Dla osób, które nie mają czasu, chęci lub siły, żeby zdecydować się górską wyprawę, a chciałyby się wybrać w Beskidy przygotowaliśmy kilka miejsc widokowych - można je zdobyć szybko, łatwo i praktycznie bez wysiłku.
Trzeba jednak pamiętać, że na szlakach turystycznych w Beskidach panują trudne warunki. W niższych partiach gór jest mokro i ślisko. Powyżej 800 m n.p.m. leży śnieg. Rano było pochmurnie i chłodno. Temperatury wynosiły od 6 stopni w dolinach do 0 stopni wyżej.
- Pogoda jest brzydka, więc warunki są trudne. Tam, gdzie nie ma śniegu jest mokro. Powyżej 800 m n.p.m. jego pokrywa wzrosła od 5 cm do nawet 15 cm na Hali Miziowej. Zalega on na starej warstwie. Poprawia się widoczność. Zachmurzenie było pełne. Zobaczymy, co przyniesie dzień, bo prognozy mówiły o ociepleniu, ale w górach wciąż trwa zima - powiedział PAP w sobotę ratownik dyżurny Grupy Beskidzkiej GOPR ze stacji w Szczyrku.
Na Hali Miziowej leży od 10 do 20 cm śniegu, na Markowych Szczawinach jest go 18 cm, a w partiach szczytowych Babiej Góry 60 cm.
Na Babiej Górze nadal obowiązuje pierwszy stopień zagrożenia lawinowego. Wyzwolenie mas śniegu jest możliwe jedynie przy dużym obciążeniu dodatkowym w nielicznych miejscach na bardzo stromych lub ekstremalnych stokach. Zamknięta jest Perć Akademików, czyli żółty szlak od Górnego Płaju na Babią Górę.
W schronisku na Szyndzielni w Bielsku-Białej trwa remont. Nie można tam przenocować, ale gastronomia jest otwarta. W Beskidach działa kolej linowo-terenowa na Żar w Międzybrodziu Żywieckim i w weekend także kanapowy na Czantorię w Ustroniu.

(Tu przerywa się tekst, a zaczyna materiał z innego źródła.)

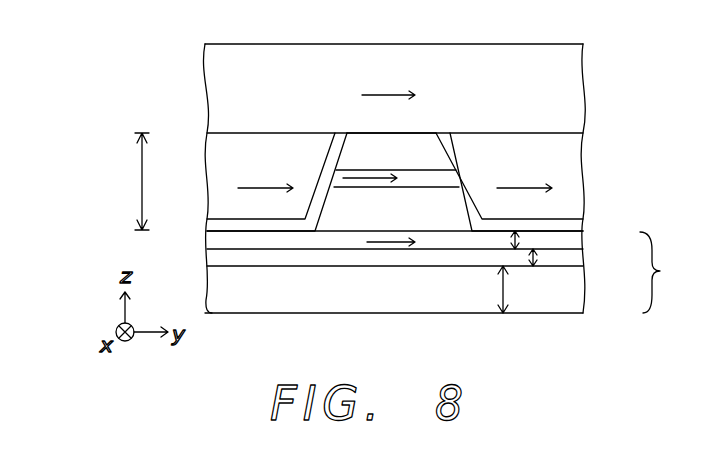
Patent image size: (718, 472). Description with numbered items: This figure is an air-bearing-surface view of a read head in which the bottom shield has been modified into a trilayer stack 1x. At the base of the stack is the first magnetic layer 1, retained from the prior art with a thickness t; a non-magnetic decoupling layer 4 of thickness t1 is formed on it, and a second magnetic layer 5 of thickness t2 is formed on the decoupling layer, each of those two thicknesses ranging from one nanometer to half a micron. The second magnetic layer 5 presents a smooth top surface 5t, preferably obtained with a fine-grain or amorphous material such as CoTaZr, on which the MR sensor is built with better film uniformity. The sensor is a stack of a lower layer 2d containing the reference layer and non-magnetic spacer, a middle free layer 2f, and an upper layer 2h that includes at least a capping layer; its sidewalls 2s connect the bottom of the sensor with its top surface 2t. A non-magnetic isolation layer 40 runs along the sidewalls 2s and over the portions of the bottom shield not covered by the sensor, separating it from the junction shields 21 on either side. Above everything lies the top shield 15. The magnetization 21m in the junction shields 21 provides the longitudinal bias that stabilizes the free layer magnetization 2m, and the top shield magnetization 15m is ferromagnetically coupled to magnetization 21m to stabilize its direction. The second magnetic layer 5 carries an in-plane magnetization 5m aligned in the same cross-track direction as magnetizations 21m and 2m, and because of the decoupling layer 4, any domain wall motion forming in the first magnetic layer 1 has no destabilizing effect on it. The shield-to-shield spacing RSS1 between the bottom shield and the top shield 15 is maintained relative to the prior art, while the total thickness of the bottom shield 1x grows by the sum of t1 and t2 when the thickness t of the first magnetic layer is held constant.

Turyści, którzy wybiorą się na wędrówkę w wyższe partie muszą mieć cieplejszą odzież, szczególnie nieprzemakalną. Telefon powinien być naładowany i mieć zainstalowaną aplikację "Ratunek”. Warto zabrać powerbank. Czas przejścia tras, który wskazywany jest na mapach, w obecnych warunkach może się nieco wydłużyć. Goprowcy apelują, aby nie wybierać się na szlak samotnie.